While more than two thirds of acquisitions don’t create value for the acquirer, there are clearly some businesses that do make successful acquisitions. So what are the key features of these acquisitions? It would be naive to assume there was one clear recipe, but Zook and Allen suggest successful acquisitions tend to be in or very close to the company’s core market. Companies that approach acquisitions systematically also tend to be most successful. This fits with our experience of successful, serial acquirers. Take Halma, Diploma and AB Inbev, for instance, all of which have made multiple acquisitions over the years to supplement their organic growth, which have worked well for shareholders.
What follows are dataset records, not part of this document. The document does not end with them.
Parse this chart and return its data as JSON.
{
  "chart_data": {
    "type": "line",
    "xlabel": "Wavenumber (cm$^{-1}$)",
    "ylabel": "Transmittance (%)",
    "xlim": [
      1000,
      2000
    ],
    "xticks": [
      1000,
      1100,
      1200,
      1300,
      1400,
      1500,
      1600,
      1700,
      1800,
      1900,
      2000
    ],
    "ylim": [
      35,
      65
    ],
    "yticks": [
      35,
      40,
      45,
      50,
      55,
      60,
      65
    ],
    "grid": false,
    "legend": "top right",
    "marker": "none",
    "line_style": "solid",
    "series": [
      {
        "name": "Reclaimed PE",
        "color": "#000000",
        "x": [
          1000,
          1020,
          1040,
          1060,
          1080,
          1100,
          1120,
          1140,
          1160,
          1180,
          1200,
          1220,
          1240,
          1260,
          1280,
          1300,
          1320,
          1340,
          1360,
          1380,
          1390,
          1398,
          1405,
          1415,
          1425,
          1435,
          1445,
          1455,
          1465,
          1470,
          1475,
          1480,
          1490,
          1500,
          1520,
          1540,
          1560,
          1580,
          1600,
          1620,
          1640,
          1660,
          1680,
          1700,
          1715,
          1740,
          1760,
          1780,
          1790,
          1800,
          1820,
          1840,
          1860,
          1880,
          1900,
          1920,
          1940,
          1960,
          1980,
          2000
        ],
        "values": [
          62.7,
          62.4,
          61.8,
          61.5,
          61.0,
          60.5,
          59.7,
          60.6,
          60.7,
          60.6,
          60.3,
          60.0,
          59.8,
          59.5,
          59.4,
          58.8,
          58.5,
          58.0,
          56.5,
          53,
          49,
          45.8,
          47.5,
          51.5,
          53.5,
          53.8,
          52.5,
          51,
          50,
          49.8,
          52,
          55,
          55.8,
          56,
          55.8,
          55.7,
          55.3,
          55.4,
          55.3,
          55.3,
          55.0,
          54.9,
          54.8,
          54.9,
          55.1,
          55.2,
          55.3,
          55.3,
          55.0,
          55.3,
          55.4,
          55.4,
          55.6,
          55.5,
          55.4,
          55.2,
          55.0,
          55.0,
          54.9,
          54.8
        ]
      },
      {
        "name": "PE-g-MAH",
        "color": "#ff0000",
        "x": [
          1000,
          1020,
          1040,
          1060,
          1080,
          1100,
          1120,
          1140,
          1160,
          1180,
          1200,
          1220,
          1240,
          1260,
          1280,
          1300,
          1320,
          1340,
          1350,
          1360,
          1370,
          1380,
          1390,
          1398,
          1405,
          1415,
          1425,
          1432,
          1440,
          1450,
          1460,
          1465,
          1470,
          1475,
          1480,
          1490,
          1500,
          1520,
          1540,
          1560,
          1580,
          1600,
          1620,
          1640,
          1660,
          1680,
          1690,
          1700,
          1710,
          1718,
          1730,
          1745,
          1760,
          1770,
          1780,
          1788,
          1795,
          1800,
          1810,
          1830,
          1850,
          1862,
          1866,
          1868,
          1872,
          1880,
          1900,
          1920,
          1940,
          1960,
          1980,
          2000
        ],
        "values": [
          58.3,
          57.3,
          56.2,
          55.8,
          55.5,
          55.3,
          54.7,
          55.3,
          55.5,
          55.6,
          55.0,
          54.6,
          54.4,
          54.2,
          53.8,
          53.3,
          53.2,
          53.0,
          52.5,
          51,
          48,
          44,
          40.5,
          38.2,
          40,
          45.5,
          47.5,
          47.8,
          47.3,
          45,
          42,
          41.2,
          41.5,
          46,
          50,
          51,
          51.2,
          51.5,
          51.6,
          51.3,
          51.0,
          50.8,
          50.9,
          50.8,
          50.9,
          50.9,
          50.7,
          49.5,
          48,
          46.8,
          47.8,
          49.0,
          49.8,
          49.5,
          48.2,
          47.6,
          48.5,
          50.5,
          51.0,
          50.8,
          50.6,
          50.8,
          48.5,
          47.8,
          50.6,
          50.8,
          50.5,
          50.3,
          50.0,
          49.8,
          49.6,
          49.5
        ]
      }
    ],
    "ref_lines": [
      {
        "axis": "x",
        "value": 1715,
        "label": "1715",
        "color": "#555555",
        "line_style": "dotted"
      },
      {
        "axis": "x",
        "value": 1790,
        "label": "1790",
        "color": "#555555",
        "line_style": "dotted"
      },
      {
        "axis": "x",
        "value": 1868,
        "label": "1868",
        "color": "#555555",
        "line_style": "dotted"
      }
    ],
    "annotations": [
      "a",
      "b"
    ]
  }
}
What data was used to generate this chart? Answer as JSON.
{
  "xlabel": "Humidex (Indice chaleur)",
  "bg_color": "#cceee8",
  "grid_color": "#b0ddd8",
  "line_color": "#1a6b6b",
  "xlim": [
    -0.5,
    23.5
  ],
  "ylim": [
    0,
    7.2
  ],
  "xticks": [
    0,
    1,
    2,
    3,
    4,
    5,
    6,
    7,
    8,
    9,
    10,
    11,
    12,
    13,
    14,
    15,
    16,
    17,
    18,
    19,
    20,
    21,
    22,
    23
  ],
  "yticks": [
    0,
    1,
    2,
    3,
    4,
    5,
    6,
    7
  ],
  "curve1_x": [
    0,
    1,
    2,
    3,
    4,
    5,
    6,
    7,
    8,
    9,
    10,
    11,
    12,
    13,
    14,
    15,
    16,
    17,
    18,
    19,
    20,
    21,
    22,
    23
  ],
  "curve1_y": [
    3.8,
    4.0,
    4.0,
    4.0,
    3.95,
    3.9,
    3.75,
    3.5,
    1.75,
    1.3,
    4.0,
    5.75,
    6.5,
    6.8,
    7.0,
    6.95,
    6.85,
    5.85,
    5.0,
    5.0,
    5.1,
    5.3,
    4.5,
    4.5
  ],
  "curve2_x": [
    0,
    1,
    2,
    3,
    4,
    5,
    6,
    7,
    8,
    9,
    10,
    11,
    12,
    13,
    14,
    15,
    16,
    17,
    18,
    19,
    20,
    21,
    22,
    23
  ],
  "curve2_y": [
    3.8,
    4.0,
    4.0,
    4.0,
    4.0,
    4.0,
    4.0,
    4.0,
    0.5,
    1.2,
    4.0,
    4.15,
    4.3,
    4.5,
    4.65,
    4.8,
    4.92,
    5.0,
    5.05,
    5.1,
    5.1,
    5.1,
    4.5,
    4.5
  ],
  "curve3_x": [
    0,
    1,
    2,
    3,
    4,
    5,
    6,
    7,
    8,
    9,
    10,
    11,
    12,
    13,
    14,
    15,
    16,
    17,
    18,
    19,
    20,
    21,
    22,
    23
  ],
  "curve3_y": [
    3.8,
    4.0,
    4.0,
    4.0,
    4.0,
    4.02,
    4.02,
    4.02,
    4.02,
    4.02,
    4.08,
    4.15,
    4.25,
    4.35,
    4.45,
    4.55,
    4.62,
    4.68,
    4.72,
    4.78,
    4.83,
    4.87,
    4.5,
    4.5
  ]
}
These companies share the following characteristics - acquisitions tend to be in-market or in closely related adjacencies, the companies have a very clear operational methodology for integrating acquisitions, and they focus on return on capital as a key criteria for running their business. On the subject of AB Inbev, I have recently read The Big Dream by Cristiane Correa, which is worth a read. This is the  story of the Brazilian triumvirate behind 3G Capital (which recently purchased Heinz in partnership with Warren Buffett). They were central to the transformation of the Brazilian brewer Brahma (acquired in 1989) into AB Inbev, now the world’s largest beer company, through progressively larger acquisitions. Though acquisitive, AB Inbev is a company that understands the excellent economics in its industry and the importance of ‘focusing on the core’. It has been a remarkably successful operating model and dividend growth has averaged +23% over the last 15 years.